Executive Assistant to President & Vice President, Community Development/External Relations

Dr. Jabari Simama is currently Executive Assistant to the President and Vice President of Community Development/External Relations at Benedict College. He is also Vice President of the Division of Community Development. In this cabinet-level post, Dr. Simama supports the president in critical aspects of the presidency particularly fund-raising, external and political relations, budget and strategic planning, and communications.

Dr. Simama also founded national annual conferences on “Broadband in Cities and Towns.” This year’s conference was successful with attendees from 13 states plus the U.S. Virgin Islands.

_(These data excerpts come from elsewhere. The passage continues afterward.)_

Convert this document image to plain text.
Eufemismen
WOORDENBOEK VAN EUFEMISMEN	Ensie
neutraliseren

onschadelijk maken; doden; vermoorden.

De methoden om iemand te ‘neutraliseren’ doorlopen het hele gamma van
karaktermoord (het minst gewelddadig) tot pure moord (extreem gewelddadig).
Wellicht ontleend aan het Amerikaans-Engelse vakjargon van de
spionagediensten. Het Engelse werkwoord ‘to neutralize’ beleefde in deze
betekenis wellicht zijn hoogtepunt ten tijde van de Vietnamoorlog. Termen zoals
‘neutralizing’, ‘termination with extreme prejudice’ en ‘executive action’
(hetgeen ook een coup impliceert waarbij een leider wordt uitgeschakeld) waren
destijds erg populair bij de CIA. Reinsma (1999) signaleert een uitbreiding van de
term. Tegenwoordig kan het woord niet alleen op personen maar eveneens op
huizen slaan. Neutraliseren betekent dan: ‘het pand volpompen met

Prior to Benedict College, Dr. Simama served as executive director of the City of Atlanta, GA Office of Community Technology where he was the chief executive officer for the Mayor’s $10 million initiative to address the education and workforce related digital divide between the city’s information haves and information have-nots. Dr. Simama served seven years in total heading up executive offices for two mayors of Atlanta (including Mayor Shirley Franklin, the current mayor). He was the former Chief of Communication and spokesperson for the City of Atlanta and a former (two-term) member of the Atlanta City Council. Dr. Simama was elected by his city council peers to serve as a member of the Metropolitan Atlanta Olympic Games Authority (MAOGA), the state authority that oversaw the 1996 Olympic Games committee.

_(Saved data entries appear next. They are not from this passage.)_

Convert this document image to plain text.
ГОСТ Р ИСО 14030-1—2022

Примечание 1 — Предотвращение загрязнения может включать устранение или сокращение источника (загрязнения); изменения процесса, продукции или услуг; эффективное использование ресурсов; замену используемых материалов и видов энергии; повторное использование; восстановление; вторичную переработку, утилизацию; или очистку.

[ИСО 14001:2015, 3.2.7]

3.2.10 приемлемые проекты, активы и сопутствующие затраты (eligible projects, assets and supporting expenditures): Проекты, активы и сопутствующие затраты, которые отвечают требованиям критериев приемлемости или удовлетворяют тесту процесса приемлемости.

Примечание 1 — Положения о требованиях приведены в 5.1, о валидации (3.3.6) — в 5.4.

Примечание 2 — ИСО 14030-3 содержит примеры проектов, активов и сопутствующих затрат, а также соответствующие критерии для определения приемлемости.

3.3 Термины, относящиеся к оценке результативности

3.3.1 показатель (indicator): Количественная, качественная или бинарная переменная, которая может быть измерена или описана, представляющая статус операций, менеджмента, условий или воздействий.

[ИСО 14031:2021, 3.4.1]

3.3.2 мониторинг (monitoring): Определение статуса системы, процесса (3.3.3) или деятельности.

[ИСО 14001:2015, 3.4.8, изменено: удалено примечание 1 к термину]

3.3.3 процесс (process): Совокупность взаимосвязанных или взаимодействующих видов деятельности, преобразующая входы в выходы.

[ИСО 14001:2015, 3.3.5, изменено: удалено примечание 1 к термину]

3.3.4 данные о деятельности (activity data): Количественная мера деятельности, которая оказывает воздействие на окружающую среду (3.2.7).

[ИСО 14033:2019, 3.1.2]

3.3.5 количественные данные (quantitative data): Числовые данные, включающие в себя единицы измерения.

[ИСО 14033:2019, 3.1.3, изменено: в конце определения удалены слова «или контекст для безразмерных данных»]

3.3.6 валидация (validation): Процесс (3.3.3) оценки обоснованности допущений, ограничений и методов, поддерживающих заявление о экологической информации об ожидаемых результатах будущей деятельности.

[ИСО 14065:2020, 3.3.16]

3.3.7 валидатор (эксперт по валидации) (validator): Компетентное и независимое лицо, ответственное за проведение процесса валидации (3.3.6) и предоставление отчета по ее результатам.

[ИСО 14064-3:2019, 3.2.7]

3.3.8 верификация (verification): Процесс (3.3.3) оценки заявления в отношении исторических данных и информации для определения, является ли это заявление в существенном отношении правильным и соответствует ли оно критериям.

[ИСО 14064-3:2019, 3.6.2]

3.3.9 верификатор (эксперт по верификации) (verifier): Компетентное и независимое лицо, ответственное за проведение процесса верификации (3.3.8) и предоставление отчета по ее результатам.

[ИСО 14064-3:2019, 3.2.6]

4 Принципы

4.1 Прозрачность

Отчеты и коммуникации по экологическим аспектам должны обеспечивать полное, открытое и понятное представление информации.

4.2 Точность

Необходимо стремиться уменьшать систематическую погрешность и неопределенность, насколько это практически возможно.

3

Dr. Simama is a graduate of Emory University in Atlanta where he received a Ph.D. in American Studies. In addition to a Ph.D., he holds a M.A. from the former Atlanta University (now Clark Atlanta University) and a B.S. from the University of Bridgeport (Bridgeport, Connecticut). He also holds a certificate from the Institute of Educational Management (IEM) from the Harvard University Graduate School of Education.